Sans ses inventeurs, Hydro-Québec traine de la patte. Même en ayant dépensé autant d’argent qu’en demandait Pierre Couture pour compléter son groupe de traction, l’équipe n’a toujours pas terminé le moteur. On se demande même si le projet pourra continuer, car il n’a toujours pas d’acheteurs ni de partenaires.


Des partenaires, Hydro-Québec aurait pu en avoir. Ce dont le projet avait besoin, c’était une alliance avec un constructeur automobile, américain par exemple, qui aurait pu intégrer le groupe de traction Couture à ses véhicules. Cependant, cela nécessitait d’importants investissements dans un climat hautement risqué. Dans ces années-là, il n’y avait pas de politique sur les changements climatiques, ni aucun incitatif réel et immédiat encourageant de potentiels acheteurs à l’acquisition d’une voiture électrique, qui leur aurait couté cher.


Et si Hydro-Québec, dépourvue de partenaires, avait construit sa propre voiture?

Il ne le pouvait tout simplement pas. En janvier 1965, le Canada et les États-Unis ont signé le Automotive Products Trade Agreement, mieux connu sous le nom du « Pacte de l’auto ». Ce pacte obligeait les fabricants de pièces automobiles canadiens à vendre leur marchandise à l’industrie automobile américaine exclusivement, ce qui a engendré un monopole protégé des géants américains de l’automobile au Canada, empêchant la genèse d’une industrie nationale. La construction d’une voiture québécoise était donc impossible.


***

En 2015, l’équipe qui travaille encore sur le développement du moteur-roue se voit octroyer un financement de 3.7 M$ (des pinottes...). Le projet du moteur-roue n’a toujours aucun partenaire, ni acheteur, ni débouché commercial sérieux dans le marché de l’automobile, car c’est le groupe de traction Couture, dans son intégralité et par son utilisation efficiente du moteur-roue, qui constituait la véritable révolution. Après l’abandon du groupe de traction, aucune chance de commercialiser le moteur-roue tout seul.

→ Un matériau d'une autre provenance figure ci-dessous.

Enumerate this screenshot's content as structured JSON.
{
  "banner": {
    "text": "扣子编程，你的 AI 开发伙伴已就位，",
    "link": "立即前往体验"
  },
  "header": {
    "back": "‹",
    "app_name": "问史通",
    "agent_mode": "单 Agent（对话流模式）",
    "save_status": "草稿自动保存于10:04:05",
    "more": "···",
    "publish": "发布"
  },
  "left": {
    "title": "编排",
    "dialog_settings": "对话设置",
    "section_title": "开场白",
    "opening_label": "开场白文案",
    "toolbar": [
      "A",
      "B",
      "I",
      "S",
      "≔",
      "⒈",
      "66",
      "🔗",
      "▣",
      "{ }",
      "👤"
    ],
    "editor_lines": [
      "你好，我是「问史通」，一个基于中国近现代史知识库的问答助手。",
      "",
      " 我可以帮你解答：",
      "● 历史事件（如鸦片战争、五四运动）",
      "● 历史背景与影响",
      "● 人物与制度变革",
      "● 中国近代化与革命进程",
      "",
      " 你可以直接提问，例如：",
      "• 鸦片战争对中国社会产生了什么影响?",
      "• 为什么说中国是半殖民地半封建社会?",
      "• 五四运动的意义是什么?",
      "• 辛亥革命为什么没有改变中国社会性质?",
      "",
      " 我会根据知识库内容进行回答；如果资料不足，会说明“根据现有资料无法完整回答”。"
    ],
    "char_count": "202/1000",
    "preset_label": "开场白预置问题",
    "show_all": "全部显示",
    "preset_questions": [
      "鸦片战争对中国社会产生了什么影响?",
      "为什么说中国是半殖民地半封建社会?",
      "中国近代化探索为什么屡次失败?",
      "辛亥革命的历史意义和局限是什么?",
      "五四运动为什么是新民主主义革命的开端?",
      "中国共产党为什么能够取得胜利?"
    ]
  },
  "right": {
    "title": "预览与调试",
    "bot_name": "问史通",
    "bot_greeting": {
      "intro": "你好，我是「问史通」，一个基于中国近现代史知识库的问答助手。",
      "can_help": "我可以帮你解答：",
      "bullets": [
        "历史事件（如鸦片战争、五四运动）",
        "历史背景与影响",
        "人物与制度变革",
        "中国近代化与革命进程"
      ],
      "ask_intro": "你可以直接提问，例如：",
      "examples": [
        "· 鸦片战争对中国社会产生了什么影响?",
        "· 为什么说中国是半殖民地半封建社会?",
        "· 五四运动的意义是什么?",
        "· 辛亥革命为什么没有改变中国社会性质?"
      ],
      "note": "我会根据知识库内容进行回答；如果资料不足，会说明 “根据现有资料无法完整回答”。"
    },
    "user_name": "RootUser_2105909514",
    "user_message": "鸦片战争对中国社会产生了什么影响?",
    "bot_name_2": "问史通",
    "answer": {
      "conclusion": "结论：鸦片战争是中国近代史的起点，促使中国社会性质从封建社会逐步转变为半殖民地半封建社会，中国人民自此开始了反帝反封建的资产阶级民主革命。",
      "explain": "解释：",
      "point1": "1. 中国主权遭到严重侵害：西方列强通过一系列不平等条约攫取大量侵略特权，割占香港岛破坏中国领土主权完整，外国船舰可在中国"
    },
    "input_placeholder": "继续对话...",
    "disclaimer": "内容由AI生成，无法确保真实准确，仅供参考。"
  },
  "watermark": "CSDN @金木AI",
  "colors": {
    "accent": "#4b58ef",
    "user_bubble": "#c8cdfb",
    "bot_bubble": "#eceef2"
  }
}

Parallèlement, le jeune constructeur Tesla Motors en est à sa troisième année de livraison de sa Model S. Berline luxueuse, puissante et rapide qui a créé un hype jamais vu auparavant, la Model S bat la concurrence des voitures à essence sur tous les aspects techniques. La raison pour laquelle Tesla fait fureur, c’est que leurs produits sont des véhicules extraordinaires, tout en étant alimentés par une technologie propre. Le hype provient des performances, pas de l’électricité. Cependant, dans les années 90, un prototype fonctionnel incorporant le groupe de traction Couture aurait fourni des résultats supérieurs, relativement à l’époque, à ceux du groupe de traction employé par Tesla aujourd’hui. Le problème, c’est que la direction d’Hydro-Québec a tellement manqué de vision qu’elle a raté sa chance de réussir le même exploit que Tesla aux dépens de la concurrence dans le segment des véhicules à essence, largement surpassés, et ce alors que le segment hybride/électrique n’existait même pas encore.


Le gouvernement du Québec, par son manque flagrant de vision, d’initiative et de leadership, a laissé passer une opportunité incroyable d’élever l’ingénierie et l’industrie québécoises sur la scène mondiale en abandonnant le développement du groupe de traction Couture.


À la lumière des erreurs manifestes du passé, tâchons d’inciter le gouvernement à aller de l’avant dans ses décisions d’investissement futures.